Софья Марковна между тем направляется ко мне. Белые халаты обступают мою кровать. Большеглазая розовощекая студентка стоит ближе всех. У нее сильные ноги без чулок, поросшие золотистыми волосками, в красивых светлых туфлях на высоком каблуке. Белые пальчики с кроваво-красными ногтями сжимают самопишущую ручку. Она то и дело отмечает что-то в тетради.

— Раненый Горелов, — тоном преподавателя объясняет практикантам майор Тартаковская. — Ампутация правого предплечья, слепое проникающее осколочное ранение черепа… — Она упоминает об абсцессе мозга, о трепанациях, о левостороннем гемипарезе. Потом чуть ли не с изумлением сообщает: — При этом не нарушены память и речь и нет заметных отклонений от нормы в психике. Горелов, — поворачивает она ко мне красное и мокрое от пота лицо, — скажи, на каком фронте ты воевал?

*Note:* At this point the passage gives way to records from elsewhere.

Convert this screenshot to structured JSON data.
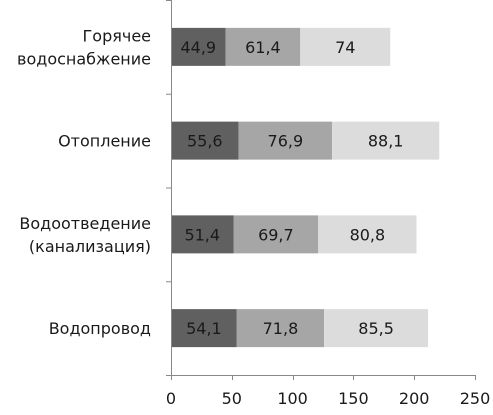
{
  "chart_data": {
    "type": "bar",
    "orientation": "horizontal",
    "stacked": true,
    "categories": [
      "Горячее водоснабжение",
      "Отопление",
      "Водоотведение (канализация)",
      "Водопровод"
    ],
    "category_label_lines": [
      [
        "Горячее",
        "водоснабжение"
      ],
      [
        "Отопление"
      ],
      [
        "Водоотведение",
        "(канализация)"
      ],
      [
        "Водопровод"
      ]
    ],
    "series": [
      {
        "values": [
          44.9,
          55.6,
          51.4,
          54.1
        ],
        "labels": [
          "44,9",
          "55,6",
          "51,4",
          "54,1"
        ],
        "color": "#606060"
      },
      {
        "values": [
          61.4,
          76.9,
          69.7,
          71.8
        ],
        "labels": [
          "61,4",
          "76,9",
          "69,7",
          "71,8"
        ],
        "color": "#a6a6a6"
      },
      {
        "values": [
          74,
          88.1,
          80.8,
          85.5
        ],
        "labels": [
          "74",
          "88,1",
          "80,8",
          "85,5"
        ],
        "color": "#dcdcdc"
      }
    ],
    "xlim": [
      0,
      250
    ],
    "x_ticks": [
      0,
      50,
      100,
      150,
      200,
      250
    ],
    "x_tick_labels": [
      "0",
      "50",
      "100",
      "150",
      "200",
      "250"
    ],
    "grid": false,
    "legend": "none",
    "title": "",
    "xlabel": "",
    "ylabel": ""
  }
}
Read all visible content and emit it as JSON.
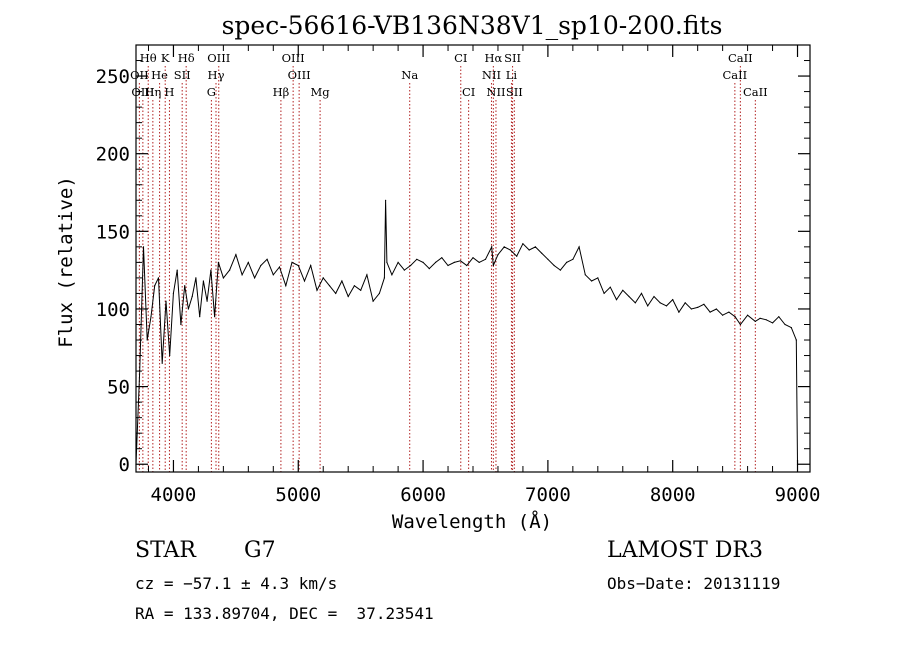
{
  "chart_data": {
    "type": "line",
    "title": "spec-56616-VB136N38V1_sp10-200.fits",
    "xlabel": "Wavelength (Å)",
    "ylabel": "Flux (relative)",
    "xlim": [
      3700,
      9100
    ],
    "ylim": [
      -5,
      270
    ],
    "xticks": [
      4000,
      5000,
      6000,
      7000,
      8000,
      9000
    ],
    "xtick_labels": [
      "4000",
      "5000",
      "6000",
      "7000",
      "8000",
      "9000"
    ],
    "yticks": [
      0,
      50,
      100,
      150,
      200,
      250
    ],
    "ytick_labels": [
      "0",
      "50",
      "100",
      "150",
      "200",
      "250"
    ],
    "series": [
      {
        "name": "spectrum",
        "x": [
          3700,
          3730,
          3760,
          3790,
          3820,
          3850,
          3880,
          3910,
          3940,
          3970,
          4000,
          4030,
          4060,
          4090,
          4120,
          4150,
          4180,
          4210,
          4240,
          4270,
          4300,
          4330,
          4360,
          4400,
          4450,
          4500,
          4550,
          4600,
          4650,
          4700,
          4750,
          4800,
          4850,
          4900,
          4950,
          5000,
          5050,
          5100,
          5150,
          5200,
          5250,
          5300,
          5350,
          5400,
          5450,
          5500,
          5550,
          5600,
          5650,
          5690,
          5700,
          5710,
          5750,
          5800,
          5850,
          5900,
          5950,
          6000,
          6050,
          6100,
          6150,
          6200,
          6250,
          6300,
          6350,
          6400,
          6450,
          6500,
          6550,
          6563,
          6600,
          6650,
          6700,
          6750,
          6800,
          6850,
          6900,
          6950,
          7000,
          7050,
          7100,
          7150,
          7200,
          7250,
          7300,
          7350,
          7400,
          7450,
          7500,
          7550,
          7600,
          7650,
          7700,
          7750,
          7800,
          7850,
          7900,
          7950,
          8000,
          8050,
          8100,
          8150,
          8200,
          8250,
          8300,
          8350,
          8400,
          8450,
          8500,
          8542,
          8600,
          8662,
          8700,
          8750,
          8800,
          8850,
          8900,
          8950,
          8990,
          9000
        ],
        "y": [
          0,
          60,
          140,
          80,
          95,
          115,
          120,
          65,
          105,
          70,
          110,
          125,
          90,
          115,
          100,
          108,
          120,
          95,
          118,
          105,
          125,
          95,
          130,
          120,
          125,
          135,
          122,
          130,
          120,
          128,
          132,
          122,
          127,
          115,
          130,
          128,
          118,
          128,
          112,
          120,
          115,
          110,
          118,
          108,
          115,
          112,
          122,
          105,
          110,
          120,
          170,
          130,
          122,
          130,
          125,
          128,
          132,
          130,
          126,
          130,
          133,
          128,
          130,
          131,
          128,
          133,
          130,
          132,
          140,
          128,
          135,
          140,
          138,
          134,
          142,
          138,
          140,
          136,
          132,
          128,
          125,
          130,
          132,
          140,
          122,
          118,
          120,
          110,
          114,
          106,
          112,
          108,
          104,
          110,
          102,
          108,
          104,
          102,
          106,
          98,
          104,
          100,
          101,
          103,
          98,
          100,
          96,
          98,
          95,
          90,
          96,
          92,
          94,
          93,
          91,
          95,
          90,
          88,
          80,
          0
        ]
      }
    ],
    "line_markers": [
      {
        "name": "Hθ",
        "wavelength": 3798,
        "row": 1
      },
      {
        "name": "K",
        "wavelength": 3934,
        "row": 1
      },
      {
        "name": "Hδ",
        "wavelength": 4102,
        "row": 1
      },
      {
        "name": "OIII",
        "wavelength": 4363,
        "row": 1
      },
      {
        "name": "OIII",
        "wavelength": 4959,
        "row": 1
      },
      {
        "name": "CI",
        "wavelength": 6302,
        "row": 1
      },
      {
        "name": "Hα",
        "wavelength": 6563,
        "row": 1
      },
      {
        "name": "SII",
        "wavelength": 6717,
        "row": 1
      },
      {
        "name": "CaII",
        "wavelength": 8542,
        "row": 1
      },
      {
        "name": "OII",
        "wavelength": 3727,
        "row": 2
      },
      {
        "name": "He",
        "wavelength": 3889,
        "row": 2
      },
      {
        "name": "SII",
        "wavelength": 4070,
        "row": 2
      },
      {
        "name": "Hγ",
        "wavelength": 4341,
        "row": 2
      },
      {
        "name": "OIII",
        "wavelength": 5007,
        "row": 2
      },
      {
        "name": "Na",
        "wavelength": 5893,
        "row": 2
      },
      {
        "name": "NII",
        "wavelength": 6548,
        "row": 2
      },
      {
        "name": "Li",
        "wavelength": 6708,
        "row": 2
      },
      {
        "name": "CaII",
        "wavelength": 8498,
        "row": 2
      },
      {
        "name": "OIII",
        "wavelength": 3755,
        "row": 3
      },
      {
        "name": "Hη",
        "wavelength": 3835,
        "row": 3
      },
      {
        "name": "H",
        "wavelength": 3968,
        "row": 3
      },
      {
        "name": "G",
        "wavelength": 4304,
        "row": 3
      },
      {
        "name": "Hβ",
        "wavelength": 4861,
        "row": 3
      },
      {
        "name": "Mg",
        "wavelength": 5175,
        "row": 3
      },
      {
        "name": "CI",
        "wavelength": 6365,
        "row": 3
      },
      {
        "name": "NII",
        "wavelength": 6584,
        "row": 3
      },
      {
        "name": "SII",
        "wavelength": 6731,
        "row": 3
      },
      {
        "name": "CaII",
        "wavelength": 8662,
        "row": 3
      }
    ]
  },
  "info": {
    "object_class": "STAR",
    "subclass": "G7",
    "survey": "LAMOST DR3",
    "redshift": "cz = −57.1 ± 4.3 km/s",
    "obs_date": "Obs−Date: 20131119",
    "coords": "RA = 133.89704, DEC =  37.23541"
  }
}
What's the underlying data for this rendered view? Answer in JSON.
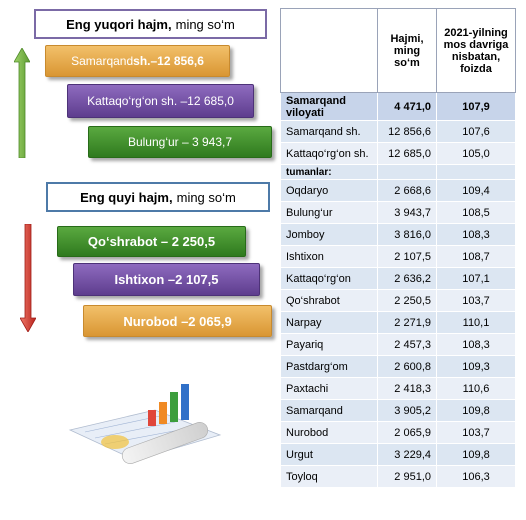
{
  "top": {
    "header_bold": "Eng yuqori hajm,",
    "header_rest": "ming so‘m",
    "bars": [
      {
        "label_a": "Samarqand",
        "label_b": " sh.–12 856,6"
      },
      {
        "label": "Kattaqo‘rg‘on sh. –12 685,0"
      },
      {
        "label": "Bulung‘ur – 3 943,7"
      }
    ]
  },
  "bottom": {
    "header_bold": "Eng quyi hajm,",
    "header_rest": "ming so‘m",
    "bars": [
      {
        "label": "Qo‘shrabot – 2 250,5"
      },
      {
        "label": "Ishtixon –2 107,5"
      },
      {
        "label": "Nurobod –2 065,9"
      }
    ]
  },
  "colors": {
    "arrow_up": "#6fae45",
    "arrow_down": "#d9302b"
  },
  "table": {
    "headers": [
      "",
      "Hajmi, ming so‘m",
      "2021-yilning mos davriga nisbatan, foizda"
    ],
    "region": {
      "name": "Samarqand viloyati",
      "volume": "4 471,0",
      "pct": "107,9"
    },
    "cities": [
      {
        "name": "Samarqand sh.",
        "volume": "12 856,6",
        "pct": "107,6"
      },
      {
        "name": "Kattaqo‘rg‘on sh.",
        "volume": "12 685,0",
        "pct": "105,0"
      }
    ],
    "subheader": "tumanlar:",
    "districts": [
      {
        "name": "Oqdaryo",
        "volume": "2 668,6",
        "pct": "109,4"
      },
      {
        "name": "Bulung‘ur",
        "volume": "3 943,7",
        "pct": "108,5"
      },
      {
        "name": "Jomboy",
        "volume": "3 816,0",
        "pct": "108,3"
      },
      {
        "name": "Ishtixon",
        "volume": "2 107,5",
        "pct": "108,7"
      },
      {
        "name": "Kattaqo‘rg‘on",
        "volume": "2 636,2",
        "pct": "107,1"
      },
      {
        "name": "Qo‘shrabot",
        "volume": "2 250,5",
        "pct": "103,7"
      },
      {
        "name": "Narpay",
        "volume": "2 271,9",
        "pct": "110,1"
      },
      {
        "name": "Payariq",
        "volume": "2 457,3",
        "pct": "108,3"
      },
      {
        "name": "Pastdarg‘om",
        "volume": "2 600,8",
        "pct": "109,3"
      },
      {
        "name": "Paxtachi",
        "volume": "2 418,3",
        "pct": "110,6"
      },
      {
        "name": "Samarqand",
        "volume": "3 905,2",
        "pct": "109,8"
      },
      {
        "name": "Nurobod",
        "volume": "2 065,9",
        "pct": "103,7"
      },
      {
        "name": "Urgut",
        "volume": "3 229,4",
        "pct": "109,8"
      },
      {
        "name": "Toyloq",
        "volume": "2 951,0",
        "pct": "106,3"
      }
    ]
  }
}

Розовощекая студентка, ее подруги, их рослый очкастый однокурсник — все уставились на меня, как на редкостный музейный экспонат. Я для них — не человек, а учебное пособие, на котором проверяются знания для экзамена. А что я слышу все их разговоры, что все понимаю, что мог бы так же, как и они, быть студентом, ходить на практику и что никогда у меня этого не будет, — на все им плевать.

— На Карельском и Третьем Украинском я воевал, — отвечаю, глядя в большие светлые глаза розовощекой студентки. — А перед войной, товарищи практиканты, я учился в школе и мечтал поступить в университет. Иногда читал книги и даже пробовал сочинять стихи. А еще… Или, может быть, хватит? Софья Марковна, вам не надоел этот цирк? — Я говорю чересчур громко, и в палате воцаряется неловкое молчание.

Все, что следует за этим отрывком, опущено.